I haven't read Persichetti’s book so I maybe don't understand the context of your questions well enough to give you a satisfying answer. That said, I have studied 20C music at length and frequently use all sorts of synthetic scales in my own compositions, so hopefully something I say will be useful.
Terminology might differ by region, but I think in general the term synthetic scale simply refers to any scale that is somehow an artificial construct of the mind, ie invented, rather than having originated "naturally" within a particular music culture (the way the diatonic church modes did in the West). This includes scales which are derived from traditional scales -- eg by altering notes or by combining diatonic tetrachords that don't normally go together -- as well as scales which are invented based on some sort of theoretical principle -- eg symmetrical scales like whole tone or octatonic, which are created by equally dividing the octave into repeated intervalic patterns.
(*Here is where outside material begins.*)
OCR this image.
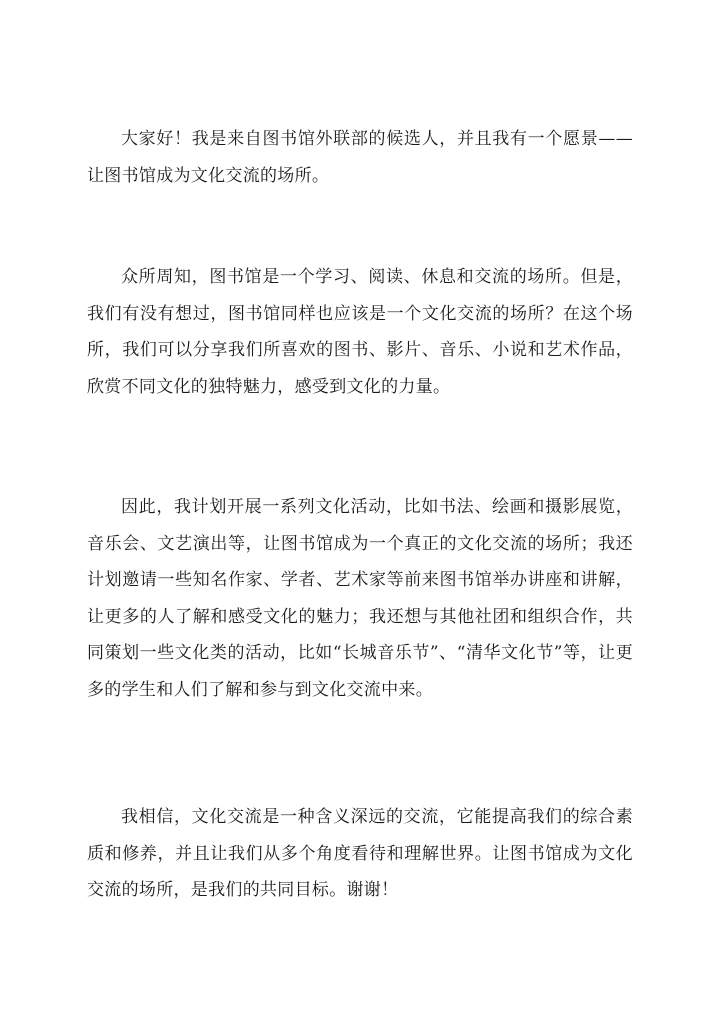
大家好！我是来自图书馆外联部的候选人，并且我有一个愿景——让图书馆成为文化交流的场所。

众所周知，图书馆是一个学习、阅读、休息和交流的场所。但是，我们有没有想过，图书馆同样也应该是一个文化交流的场所？在这个场所，我们可以分享我们所喜欢的图书、影片、音乐、小说和艺术作品，欣赏不同文化的独特魅力，感受到文化的力量。

因此，我计划开展一系列文化活动，比如书法、绘画和摄影展览，音乐会、文艺演出等，让图书馆成为一个真正的文化交流的场所；我还计划邀请一些知名作家、学者、艺术家等前来图书馆举办讲座和讲解，让更多的人了解和感受文化的魅力；我还想与其他社团和组织合作，共同策划一些文化类的活动，比如“长城音乐节”、“清华文化节”等，让更多的学生和人们了解和参与到文化交流中来。

我相信，文化交流是一种含义深远的交流，它能提高我们的综合素质和修养，并且让我们从多个角度看待和理解世界。让图书馆成为文化交流的场所，是我们的共同目标。谢谢！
This is a huge and heterogeneous category, so it is difficult to impart general guidelines for how to use them. Which scale are we talking about? What are you trying to achieve musically? Presumably you're not going for functional harmony, but maybe you still want a tonic? In composition, anything goes. The exciting thing about abandoning the rules of common practice music is that you get to make your own set of rules.
To become familiar with a new scale/mode, I suggest noodling in that scale on a polyphonic instrument such as piano or guitar. That way you can explore the harmonic possibilities. If you're interested in having a tonic, then I'd suggest that you drone the tonic while you noodle, because you'll want to hear how each note feels relative to the tonic. If you're really interested in harmony, I'd suggest being systematic.
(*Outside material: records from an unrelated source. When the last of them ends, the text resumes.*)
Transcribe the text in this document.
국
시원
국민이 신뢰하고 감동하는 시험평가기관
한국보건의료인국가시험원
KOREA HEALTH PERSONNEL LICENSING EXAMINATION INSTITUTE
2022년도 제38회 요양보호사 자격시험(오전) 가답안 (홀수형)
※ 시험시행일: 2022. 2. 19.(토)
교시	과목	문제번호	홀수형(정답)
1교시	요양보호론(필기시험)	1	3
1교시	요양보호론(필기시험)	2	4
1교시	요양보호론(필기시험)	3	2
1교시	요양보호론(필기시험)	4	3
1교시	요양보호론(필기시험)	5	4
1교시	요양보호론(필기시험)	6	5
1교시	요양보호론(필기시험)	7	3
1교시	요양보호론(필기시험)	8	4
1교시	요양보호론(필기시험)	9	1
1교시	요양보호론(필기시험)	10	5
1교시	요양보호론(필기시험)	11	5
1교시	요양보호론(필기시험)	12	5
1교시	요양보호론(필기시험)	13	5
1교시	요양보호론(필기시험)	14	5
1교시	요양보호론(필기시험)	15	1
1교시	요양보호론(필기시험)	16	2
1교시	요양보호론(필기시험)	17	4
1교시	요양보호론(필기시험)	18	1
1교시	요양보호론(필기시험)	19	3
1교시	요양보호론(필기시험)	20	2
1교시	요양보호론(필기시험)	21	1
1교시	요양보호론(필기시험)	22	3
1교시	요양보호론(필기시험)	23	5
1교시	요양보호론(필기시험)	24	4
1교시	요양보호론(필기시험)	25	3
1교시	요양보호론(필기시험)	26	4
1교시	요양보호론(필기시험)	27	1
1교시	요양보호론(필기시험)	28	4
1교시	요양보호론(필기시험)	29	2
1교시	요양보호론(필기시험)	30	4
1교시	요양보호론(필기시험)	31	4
How to handle harmony? I don't think I can give any generally applicable guidelines here. Literally any combination of notes is a valid chord. Some will be useful and some won't. In most cases, you're unlikely to find chords which will drive your music the same way dominant quality chords drive common practice music. But you might be able to achieve a pseudo-functional effect by resolving intervals (eg tritones) in traditional ways, only in the context of the new scale.
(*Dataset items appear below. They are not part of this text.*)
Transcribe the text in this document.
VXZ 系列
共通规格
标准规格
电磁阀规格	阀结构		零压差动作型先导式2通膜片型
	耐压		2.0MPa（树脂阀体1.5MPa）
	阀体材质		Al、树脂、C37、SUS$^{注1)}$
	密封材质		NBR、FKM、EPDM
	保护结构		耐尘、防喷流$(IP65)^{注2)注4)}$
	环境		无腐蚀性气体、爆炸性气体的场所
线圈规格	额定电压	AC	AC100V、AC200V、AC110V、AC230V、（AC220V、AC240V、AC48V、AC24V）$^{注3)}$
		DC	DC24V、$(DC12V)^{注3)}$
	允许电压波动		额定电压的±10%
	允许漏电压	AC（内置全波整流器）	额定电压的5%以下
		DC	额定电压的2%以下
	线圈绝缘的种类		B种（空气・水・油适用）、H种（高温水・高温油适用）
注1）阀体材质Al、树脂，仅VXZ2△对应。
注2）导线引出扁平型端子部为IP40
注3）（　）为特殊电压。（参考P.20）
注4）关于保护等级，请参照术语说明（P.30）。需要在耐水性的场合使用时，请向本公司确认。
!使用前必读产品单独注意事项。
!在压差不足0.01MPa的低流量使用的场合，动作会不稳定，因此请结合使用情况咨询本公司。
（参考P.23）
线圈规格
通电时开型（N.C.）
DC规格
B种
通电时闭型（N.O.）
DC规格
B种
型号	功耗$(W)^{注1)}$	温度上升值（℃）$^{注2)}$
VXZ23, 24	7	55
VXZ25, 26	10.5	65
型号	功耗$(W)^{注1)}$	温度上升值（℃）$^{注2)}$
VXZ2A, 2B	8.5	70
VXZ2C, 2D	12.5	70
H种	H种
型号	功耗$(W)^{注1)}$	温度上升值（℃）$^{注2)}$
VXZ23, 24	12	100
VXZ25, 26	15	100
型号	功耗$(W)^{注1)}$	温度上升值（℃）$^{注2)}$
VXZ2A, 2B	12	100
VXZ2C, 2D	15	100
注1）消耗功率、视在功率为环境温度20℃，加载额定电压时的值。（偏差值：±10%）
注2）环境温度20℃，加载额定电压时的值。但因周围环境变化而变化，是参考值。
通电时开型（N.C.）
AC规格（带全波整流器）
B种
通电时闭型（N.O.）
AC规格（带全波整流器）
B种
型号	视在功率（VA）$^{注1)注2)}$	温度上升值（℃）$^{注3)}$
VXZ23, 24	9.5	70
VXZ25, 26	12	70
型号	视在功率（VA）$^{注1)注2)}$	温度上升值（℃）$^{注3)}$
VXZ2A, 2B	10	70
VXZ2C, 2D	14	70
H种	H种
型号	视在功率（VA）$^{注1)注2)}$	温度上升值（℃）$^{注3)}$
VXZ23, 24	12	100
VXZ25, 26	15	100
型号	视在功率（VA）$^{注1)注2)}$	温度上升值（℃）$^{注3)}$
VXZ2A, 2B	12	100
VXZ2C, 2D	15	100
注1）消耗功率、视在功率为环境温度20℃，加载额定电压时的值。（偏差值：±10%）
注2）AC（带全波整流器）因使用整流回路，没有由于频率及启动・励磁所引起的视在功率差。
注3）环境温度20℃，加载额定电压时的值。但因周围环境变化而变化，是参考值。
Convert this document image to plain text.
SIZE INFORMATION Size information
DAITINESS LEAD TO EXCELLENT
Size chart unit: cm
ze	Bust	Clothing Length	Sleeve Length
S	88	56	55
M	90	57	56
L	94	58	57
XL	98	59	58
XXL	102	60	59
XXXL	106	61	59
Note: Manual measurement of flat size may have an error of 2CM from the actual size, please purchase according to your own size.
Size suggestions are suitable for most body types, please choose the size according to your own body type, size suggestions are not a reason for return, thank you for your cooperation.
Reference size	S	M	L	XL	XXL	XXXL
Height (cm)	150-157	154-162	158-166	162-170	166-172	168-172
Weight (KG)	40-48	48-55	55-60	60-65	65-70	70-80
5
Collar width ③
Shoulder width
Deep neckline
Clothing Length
Do I still need to avoid the the Tritones for that scale in order to stay true to the mode?
I don't see why you would need to avoid tritones in any scale. Both tonal and atonal music and full of tritones. Melodic tritones are typically avoided in common practice music, but they're allowed -- even required -- by its harmony.
How do I find the characteristic notes in a scale
Every note in a scale is important. The idea of some notes being somehow "characteristic" of a scale only makes sense when you consider scales relative to each other. Take dorian mode for example. When compared against the natural minor scale its characteristic note is its raised 6th degree, whereas when compared against the major scale its characteristic notes are its lowered 3rd and 7th degrees. Simply put, distinguishing features depend on context. It might not be the scale degrees themselves which are characteristic, but maybe a particular intervallic pattern.
That's all pretty vague, I know, but it's a broad question. Hopefully you'll find some utility in my answer.